Can We Have Both Domestic and Global Income Equality?

This week the Organization for Economic Cooperation and Development (OECD), a think-tank in Paris, came out with a report titled How Was Life? Global Well-Being Since 1820. The past two centuries capture the major parts of the demographic transition and the economic transformation of the world and the OECD study attempts to track the income inequality within nations during that time, and also the income inequality between nations. The story has some twists and turns, but as the Economist notes, there is a disturbing lesson in here when it comes to inequality. First, though, the good news:
For the most part, the findings confirm what is suspected, if not known in such detail. The number of years in education has increased everywhere. Average heights have risen almost everywhere (by 1.1cm more in America in 1820-1990 than in China). The purchasing power of construction workers’ wages has grown everywhere, though in Britain the rise was tenfold in 1820-2000; in Indonesia it was only twice.
Now, the less good news:
The study uses the Gini coefficient, a measure of income inequality in which zero represents perfect equality—everyone has the same income—and 100 perfect inequality—one person has everything.
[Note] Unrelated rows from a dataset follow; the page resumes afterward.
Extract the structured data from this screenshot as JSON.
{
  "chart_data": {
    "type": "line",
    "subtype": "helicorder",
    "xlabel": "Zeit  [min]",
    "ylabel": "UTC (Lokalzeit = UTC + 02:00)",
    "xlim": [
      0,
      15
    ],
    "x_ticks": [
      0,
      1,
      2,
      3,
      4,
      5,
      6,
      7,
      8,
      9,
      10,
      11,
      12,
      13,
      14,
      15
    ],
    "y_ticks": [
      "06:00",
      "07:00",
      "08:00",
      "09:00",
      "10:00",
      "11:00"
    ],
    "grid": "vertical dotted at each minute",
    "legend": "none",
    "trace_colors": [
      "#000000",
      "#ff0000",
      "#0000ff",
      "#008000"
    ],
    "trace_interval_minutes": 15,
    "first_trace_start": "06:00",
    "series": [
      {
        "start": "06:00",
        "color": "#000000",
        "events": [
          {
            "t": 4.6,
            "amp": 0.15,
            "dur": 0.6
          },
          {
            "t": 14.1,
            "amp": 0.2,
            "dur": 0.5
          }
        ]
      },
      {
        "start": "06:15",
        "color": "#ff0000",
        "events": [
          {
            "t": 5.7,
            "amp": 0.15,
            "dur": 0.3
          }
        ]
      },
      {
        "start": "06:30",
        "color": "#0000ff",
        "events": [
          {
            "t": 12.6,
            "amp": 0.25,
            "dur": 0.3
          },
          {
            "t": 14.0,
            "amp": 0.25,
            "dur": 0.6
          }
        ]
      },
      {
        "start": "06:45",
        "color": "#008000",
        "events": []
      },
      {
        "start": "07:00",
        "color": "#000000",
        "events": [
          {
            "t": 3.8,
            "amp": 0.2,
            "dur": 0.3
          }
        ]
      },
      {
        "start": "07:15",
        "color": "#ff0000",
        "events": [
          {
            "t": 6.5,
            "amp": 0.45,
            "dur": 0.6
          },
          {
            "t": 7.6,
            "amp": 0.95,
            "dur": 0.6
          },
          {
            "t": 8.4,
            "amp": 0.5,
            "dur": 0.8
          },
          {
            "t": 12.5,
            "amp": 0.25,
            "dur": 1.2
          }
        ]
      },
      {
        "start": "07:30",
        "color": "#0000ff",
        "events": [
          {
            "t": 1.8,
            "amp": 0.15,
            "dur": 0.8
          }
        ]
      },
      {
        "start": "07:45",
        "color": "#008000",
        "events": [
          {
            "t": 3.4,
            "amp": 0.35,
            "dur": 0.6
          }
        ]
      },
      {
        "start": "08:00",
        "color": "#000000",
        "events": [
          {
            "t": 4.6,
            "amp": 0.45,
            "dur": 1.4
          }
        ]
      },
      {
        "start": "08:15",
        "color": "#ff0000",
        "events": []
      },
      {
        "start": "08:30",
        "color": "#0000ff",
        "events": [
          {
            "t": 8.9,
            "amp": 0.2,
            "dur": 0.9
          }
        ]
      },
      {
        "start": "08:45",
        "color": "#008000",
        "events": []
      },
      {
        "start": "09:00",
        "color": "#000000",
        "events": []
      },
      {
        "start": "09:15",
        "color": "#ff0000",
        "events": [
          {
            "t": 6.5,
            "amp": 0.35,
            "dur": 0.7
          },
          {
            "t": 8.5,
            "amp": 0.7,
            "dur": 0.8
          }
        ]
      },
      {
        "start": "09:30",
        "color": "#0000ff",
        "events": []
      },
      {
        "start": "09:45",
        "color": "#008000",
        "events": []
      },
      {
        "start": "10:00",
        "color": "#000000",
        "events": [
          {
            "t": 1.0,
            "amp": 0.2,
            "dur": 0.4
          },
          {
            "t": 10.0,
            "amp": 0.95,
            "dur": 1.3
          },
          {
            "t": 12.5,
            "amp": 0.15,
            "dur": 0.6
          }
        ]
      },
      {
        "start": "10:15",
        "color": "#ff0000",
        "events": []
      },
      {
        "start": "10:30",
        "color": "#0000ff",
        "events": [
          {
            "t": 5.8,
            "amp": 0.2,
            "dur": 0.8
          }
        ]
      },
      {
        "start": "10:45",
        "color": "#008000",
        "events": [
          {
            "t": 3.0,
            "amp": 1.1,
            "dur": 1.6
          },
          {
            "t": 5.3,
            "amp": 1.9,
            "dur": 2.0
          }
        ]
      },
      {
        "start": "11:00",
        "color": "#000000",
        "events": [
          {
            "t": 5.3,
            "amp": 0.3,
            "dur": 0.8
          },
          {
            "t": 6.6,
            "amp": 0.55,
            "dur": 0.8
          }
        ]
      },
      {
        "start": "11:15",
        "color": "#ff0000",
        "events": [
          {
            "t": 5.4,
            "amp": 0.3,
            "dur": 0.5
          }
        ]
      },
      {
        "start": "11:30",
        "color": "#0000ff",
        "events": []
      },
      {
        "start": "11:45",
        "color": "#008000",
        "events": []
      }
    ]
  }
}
The global Gini rose from 49 in 1820 to 66 in 2000. But this was not caused by widening disparities between rich and poor within countries (inequality in its usual sense). Inequality of that sort fluctuated for 130 years to 1950, before falling sharply in 1950-1980, in what the report calls an egalitarian revolution. Since 1980 it has risen again (as Thomas Piketty, a French economist, has shown), back to the level of 1820.
As globalization increased throughout the 19th century, income inequality within nations tended to increase. But, the report argues that globalization ebbed between 1914 and 1970 and during that period of time:
...rich countries had more freedom to steer domestic policies and used it to narrow differences between rich and poor. As globalisation spread again after 1980, the opposite happened: “globalisation contributed to higher income inequality within countries,” the report concludes, “while at the same time leading to a decline of income inequality between countries.”
Thus history suggests that trends in global and domestic income inequality move in opposite directions. As we globalize, domestic income inequality increases and vice-versa. From this follows the conclusion (speculative, to be sure) that when globalization slows down, we can get back to the business of creating less unequal income distributions within nations. If you have read my book, you know my view that globalization in the modern era is associated especially with population growth in developing nations, so when that stops, the world may get back to the business of improving well-being for everyone, not just an elite few.